Stage transforms ‘Giver’ for Duke and friends
Award-winning novel is story for all, she says
Patty Duke and her neighbor, Broadway producer Laura Little, had been looking for projects to work on together. But it didn’t prove to be an easy task for the two Coeur d’Alene women.
“We kept coming up with one-woman plays that just didn’t hit me right,” Duke said. “Then one day she said, ‘Are you aware of a book named ‘The Giver’? And I’m ashamed to say I wasn’t.”
So she downloaded a copy of Lois Lowry’s 1993 Newberry Award-winning novel about an 11-year-old boy, Jonas, who must choose to conform to his dystopian society’s expectations for him or flee.
Duke – whose legal name is Anna Pearce – stayed up all night reading. “I was hooked.”
And now Little and Duke are teaming up with director Patrick Treadway to present a reading of a stage adaptation of Lowry’s novel, with proceeds to benefit the Bing.
Treadway, a favorite on local stages (currently appearing in “Mary Poppins” at Coeur d’Alene Summer Theatre), was Duke’s first and only choice to direct “The Giver.”
“I adore Patrick as a person, but his skills are off the charts,” she said. “He was the only person I could think of. Because we’re doing this as a reading, he’s so creative I knew he could help him to bring it to life.”

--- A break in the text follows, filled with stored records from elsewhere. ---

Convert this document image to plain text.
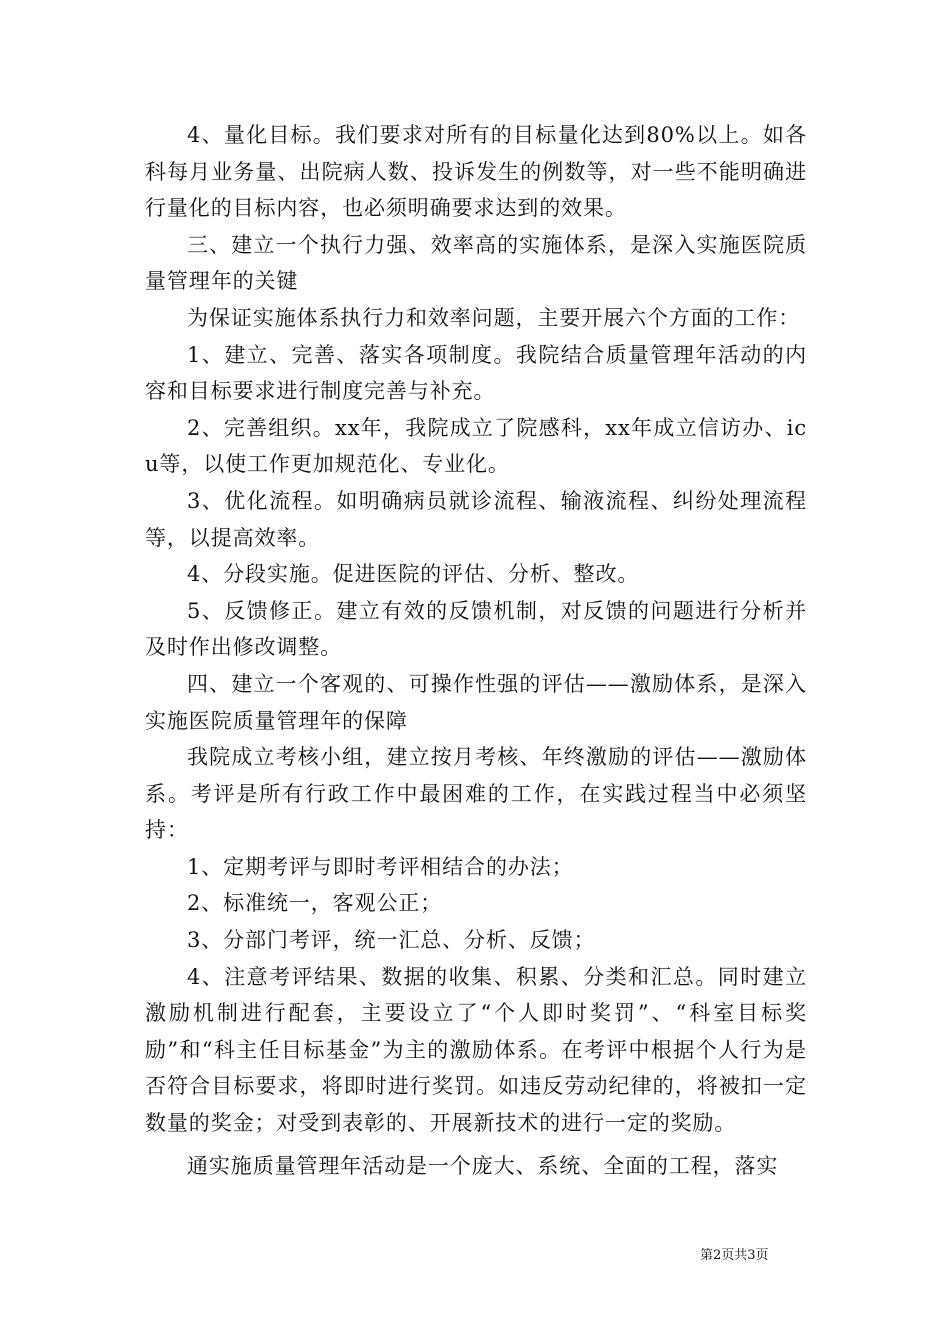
4、量化目标。我们要求对所有的目标量化达到80%以上。如各科每月业务量、出院病人数、投诉发生的例数等，对一些不能明确进行量化的目标内容，也必须明确要求达到的效果。

三、建立一个执行力强、效率高的实施体系，是深入实施医院质量管理年的关键

为保证实施体系执行力和效率问题，主要开展六个方面的工作：

1、建立、完善、落实各项制度。我院结合质量管理年活动的内容和目标要求进行制度完善与补充。

2、完善组织。xx年，我院成立了院感科，xx年成立信访办、icu等，以使工作更加规范化、专业化。

3、优化流程。如明确病员就诊流程、输液流程、纠纷处理流程等，以提高效率。

4、分段实施。促进医院的评估、分析、整改。

5、反馈修正。建立有效的反馈机制，对反馈的问题进行分析并及时作出修改调整。

四、建立一个客观的、可操作性强的评估——激励体系，是深入实施医院质量管理年的保障

我院成立考核小组，建立按月考核、年终激励的评估——激励体系。考评是所有行政工作中最困难的工作，在实践过程当中必须坚持：

1、定期考评与即时考评相结合的办法；

2、标准统一，客观公正；

3、分部门考评，统一汇总、分析、反馈；

4、注意考评结果、数据的收集、积累、分类和汇总。同时建立激励机制进行配套，主要设立了“个人即时奖罚”、“科室目标奖励”和“科主任目标基金”为主的激励体系。在考评中根据个人行为是否符合目标要求，将即时进行奖罚。如违反劳动纪律的，将被扣一定数量的奖金；对受到表彰的、开展新技术的进行一定的奖励。

通实施质量管理年活动是一个庞大、系统、全面的工程，落实

第2页共3页
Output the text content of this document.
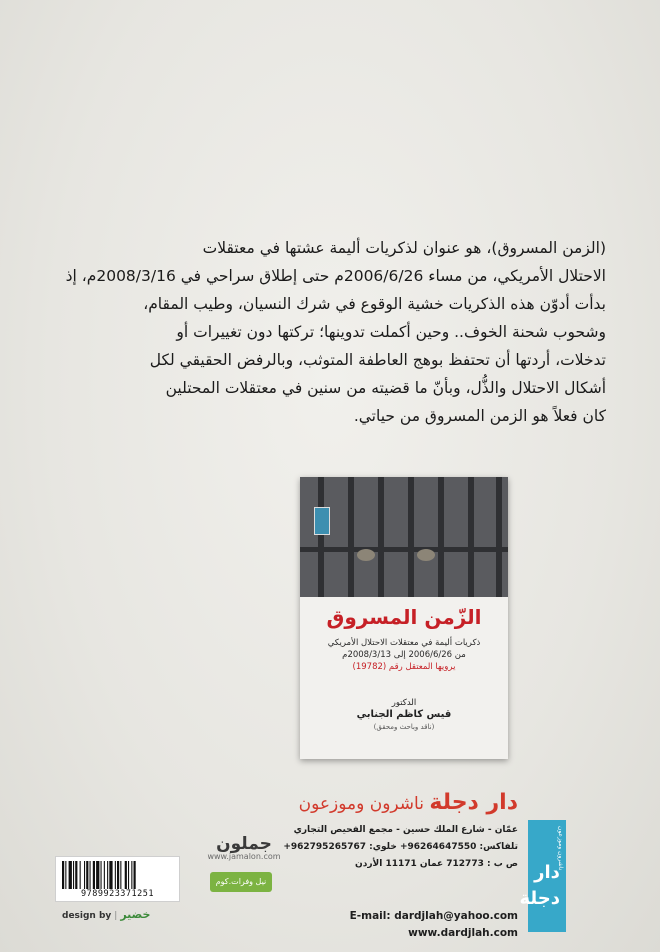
(الزمن المسروق)، هو عنوان لذكريات أليمة عشتها في معتقلات

الاحتلال الأمريكي، من مساء 2006/6/26م حتى إطلاق سراحي في 2008/3/16م، إذ

بدأت أدوّن هذه الذكريات خشية الوقوع في شرك النسيان، وطيب المقام،

وشحوب شحنة الخوف.. وحين أكملت تدوينها؛ تركتها دون تغييرات أو

تدخلات، أردتها أن تحتفظ بوهج العاطفة المتوثب، وبالرفض الحقيقي لكل

أشكال الاحتلال والذُّل، وبأنّ ما قضيته من سنين في معتقلات المحتلين

كان فعلاً هو الزمن المسروق من حياتي.

الزّمن المسروق
ذكريات أليمة في معتقلات الاحتلال الأمريكي
من 2006/6/26 إلى 2008/3/13م
يرويها المعتقل رقم (19782)
الدكتور
قيس كاظم الجنابي
(ناقد وباحث ومحقق)
دار دجلة ناشرون وموزعون
عمّان - شارع الملك حسين - مجمع الفحيص التجاري
تلفاكس: 96264647550+ خلوي: 962795265767+
ص ب : 712773 عمان 11171 الأردن
E-mail: dardjlah@yahoo.com
www.dardjlah.com
دار دجلة
ناشرون وموزعون
جملون
www.jamalon.com
نيل وفرات.كوم
9789923371251
design by | خضير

Treadway also serves as the narrator while the young protagonist, Jonas, is played by Tate Erwin. Duke walked away from their early rehearsals together impressed.
“I was just blown over by how receptive he was to suggestion and direction, and he’s just basically got ‘it.’ ”
While the book is required reading in many middle schools, its messages go beyond the teenage years, Duke said.
“It really encompasses all our ages and wishes and disappointments,” she said. “I learn more every time I read it, even more when I hear the children reading it. Staged readings, audiences may think ‘Oh, I don’t want to see people sitting on a stool reading from a book.’ But the material transports you. I really does. I don’t think anyone will think they just sat there and listened to someone droning on for two hours.”
Duke did a staged reading with Coeur d’Alene Summer Theatre last year, “Over the River and Through the Woods” with Ellen Travolta, Jack Bannon and Dennis Franz, an experience she said was among the best in her career. She admits she likes the staged reading format.
“I love the format. Are you kidding? You don’t have to learn the words. What could be better than that?” she said with a laugh. “I was doing a play in Hawaii, and I learned them and I said them all in a row, but when I came home and got back to work on ‘The Giver’ and there was this sense of ‘Oh, I just have to play it. I don’t have to search for the exact word.”
The play she did in Hawaii, “Heaven Forbid,” was adapted from a BBC series called “Waiting for God.” It was an irreverent look at aging. Duke said she had a blast.
“It was wonderful. I got to be crabby. I got to say things Patty Duke should NEVER say.”